Mario Cravo Neto, Lukas with Star, 1990

Mario Cravo Neto, Lukas with Star, 1990

The Mario Cravo Neto retrospective at the Throckmorton offers us the opportunity of taking an in-depth look at Brazil’s best known fine art photographer, who died last year at the relatively early age of 62.

As with many South American photographers, such as Manuel Bravo, FIor Garduno, and Luis Gonzalez Palma, among others, Neto’s work resonates with the off-key music of surrealism. South American artists, in general were more sympathetic than their northern counterparts to the surrealist esthetic with its search for the marvelous and the irrational. One can speculate that a continent steeped in Spanish Catholicism with its taste for blood and fascination with death might well prove a fertile ground for surrealist sympathies.
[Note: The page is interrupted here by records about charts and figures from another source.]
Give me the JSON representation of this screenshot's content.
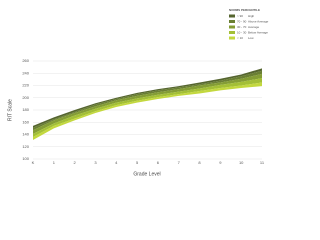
{
  "chart_data": {
    "type": "area",
    "x_label": "Grade Level",
    "y_label": "RIT Scale",
    "legend_title": "NORMS PERCENTILE",
    "categories": [
      "K",
      "1",
      "2",
      "3",
      "4",
      "5",
      "6",
      "7",
      "8",
      "9",
      "10",
      "11"
    ],
    "baseline": [
      131,
      150,
      163,
      175,
      185,
      192,
      198,
      203,
      207,
      212,
      216,
      219
    ],
    "series": [
      {
        "name": "> 90",
        "label": "High",
        "color": "#55652f",
        "values": [
          154,
          168,
          180,
          191,
          200,
          208,
          214,
          219,
          225,
          231,
          238,
          248
        ]
      },
      {
        "name": "70 - 90",
        "label": "Above Average",
        "color": "#6a7f33",
        "values": [
          151,
          165,
          177,
          189,
          198,
          206,
          212,
          217,
          222,
          228,
          235,
          244
        ]
      },
      {
        "name": "30 - 70",
        "label": "Average",
        "color": "#849d35",
        "values": [
          147,
          163,
          175,
          186,
          196,
          203,
          209,
          214,
          220,
          225,
          231,
          239
        ]
      },
      {
        "name": "10 - 30",
        "label": "Below Average",
        "color": "#a3bf36",
        "values": [
          141,
          158,
          171,
          182,
          192,
          199,
          205,
          210,
          215,
          221,
          226,
          232
        ]
      },
      {
        "name": "< 10",
        "label": "Low",
        "color": "#c3d83e",
        "values": [
          136,
          154,
          166,
          178,
          188,
          195,
          201,
          206,
          211,
          216,
          220,
          225
        ]
      }
    ],
    "ylim": [
      100,
      260
    ],
    "yticks": [
      100,
      120,
      140,
      160,
      180,
      200,
      220,
      240,
      260
    ],
    "grid": true
  }
}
Whatever the truth of this, it is fairly obvious that a strong surrealist streak runs through modern South American work. Neto’s is no exception. In beautifully crafted black and white prints, he created image after image in which oddness and ritual take center stage. The magic of stones, of voodoo, and of objects themselves, permeate his pictures with an inner light.In Neto’s imagery clear links are also visible to an earlier generation of photographers, such as Man Ray, and–in the soft, nostalgic ballet portraits–to the more romantic Joseph Sudek. These latter images have an old-fashioned feel, and are rather sentimental in fact. Perhaps Neto’s romanticism needed the ballast of the surreal to avoid an excessive sweetness. Their inclusion in the show, however, shows the range of his work, giving us deeper insight into the sensibility of this gifted Brazilian artist.